Vale reproduzir, textualmente o §4º-A do art. 6º, o qual estatui:
- 4º-A. O decurso do prazo previsto no § 4º deste artigo sem a deliberação a respeito do plano de recuperação judicial proposto pelo devedor faculta aos credores a propositura de plano alternativo, na forma dos §§ 4º, 5º, 6º e 7º do art. 56 desta Lei, observado o seguinte: (Incluído pela Lei nº 14.112, de 2020)
- – as suspensões e a proibição de que tratam os incisos I, II e III do caput deste artigo não serão aplicáveis caso os credores não apresentem plano alternativo no prazo de 30 (trinta) dias, contado do final do prazo referido no § 4º deste artigo ou no § 4º do art. 56 desta Lei; (Incluído pela Lei nº 14.112, de 2020)

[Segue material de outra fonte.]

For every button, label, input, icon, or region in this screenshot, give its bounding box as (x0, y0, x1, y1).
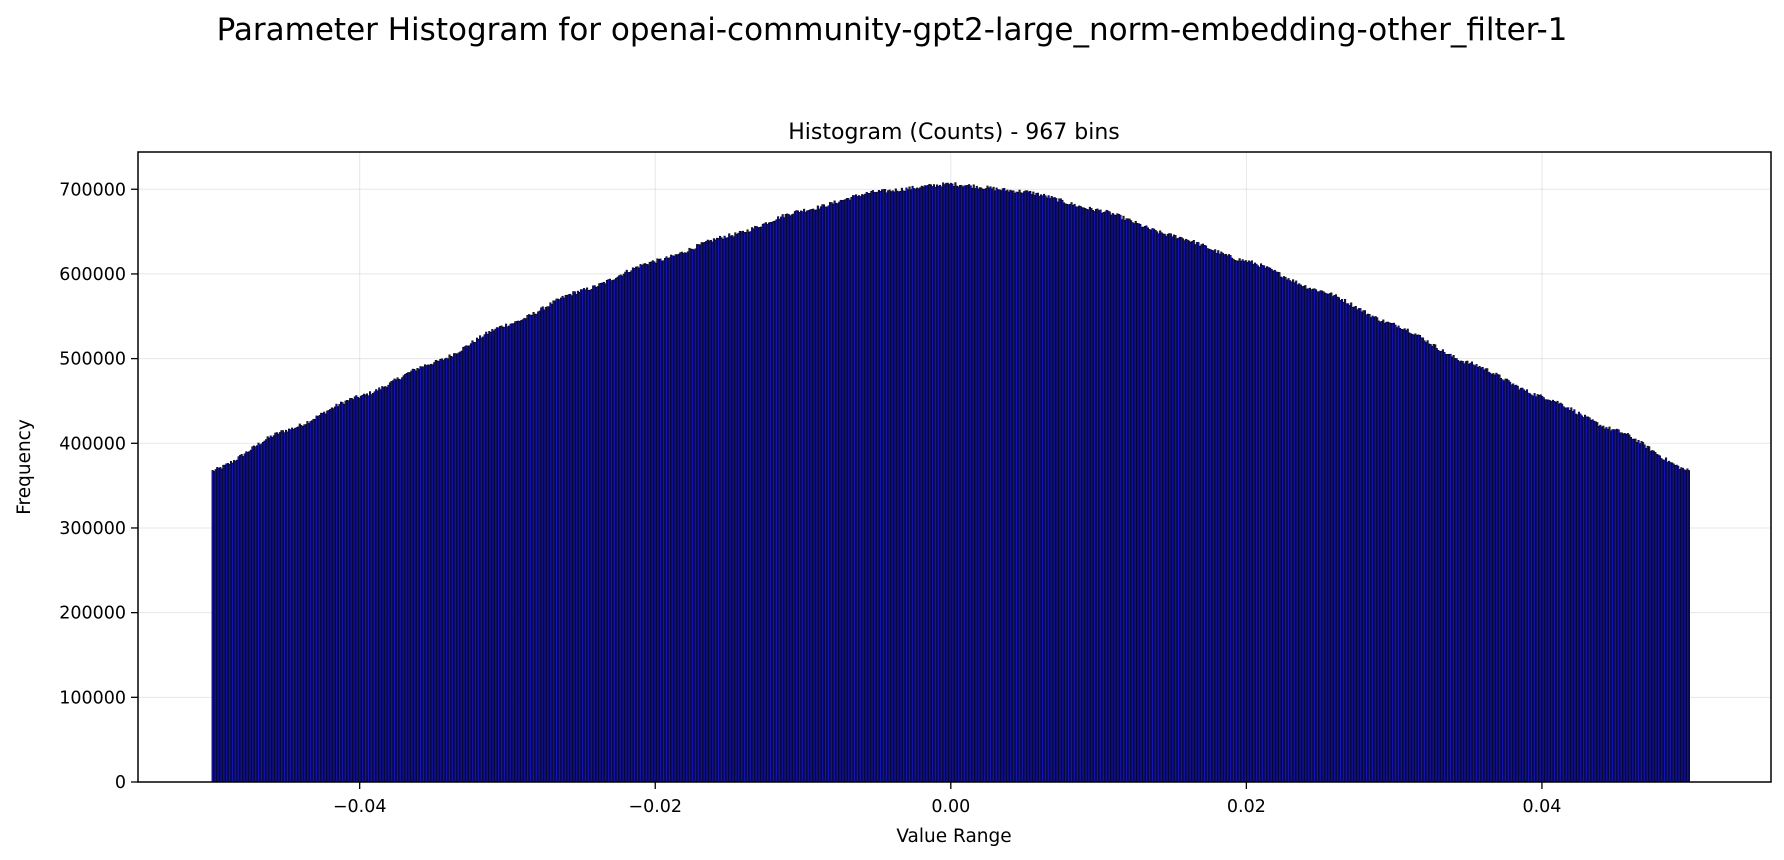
plot-frame (137, 151, 1772, 783)
x-tick-label: −0.02 (628, 797, 682, 817)
axes-title: Histogram (Counts) - 967 bins (788, 120, 1119, 145)
y-tick-label: 600000 (59, 265, 126, 285)
histogram-bars (211, 182, 1690, 783)
y-tick-label: 300000 (59, 519, 126, 539)
histogram-bar (1687, 470, 1690, 783)
y-tick-label: 200000 (59, 604, 126, 624)
y-tick-label: 400000 (59, 434, 126, 454)
y-tick-label: 700000 (59, 180, 126, 200)
x-tick-label: −0.04 (333, 797, 387, 817)
x-axis-label: Value Range (896, 826, 1011, 847)
x-tick-label: 0.00 (931, 797, 970, 817)
y-tick-label: 100000 (59, 688, 126, 708)
figure-title: Parameter Histogram for openai-community… (216, 12, 1568, 48)
axis-ticks: −0.04 −0.02 0.00 0.02 0.04 0 100000 200000 30000… (59, 180, 1561, 817)
x-tick-label: 0.02 (1227, 797, 1266, 817)
y-axis-label: Frequency (14, 419, 35, 515)
y-tick-label: 500000 (59, 350, 126, 370)
x-tick-label: 0.04 (1522, 797, 1561, 817)
y-tick-label: 0 (115, 773, 126, 793)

- – as suspensões e a proibição de que tratam os incisos I, II e III do caput deste artigo perdurarão por 180 (cento e oitenta) dias contados do final do prazo referido no § 4º deste artigo, ou da realização da assembleia-geral de credores referida no § 4º do art. 56 desta Lei, caso os credores apresentem plano alternativo no prazo referido no inciso I deste parágrafo ou no prazo referido no § 4º do art. 56 desta Lei. (Incluído pela Lei nº 14.112, de 2020)
Os novos dispositivos legais, introduzidos pela Lei 14.112/2020, superam expressamente o posicionamento do STJ, firmado sob a égide da redação anterior da Lei 11.101/2005.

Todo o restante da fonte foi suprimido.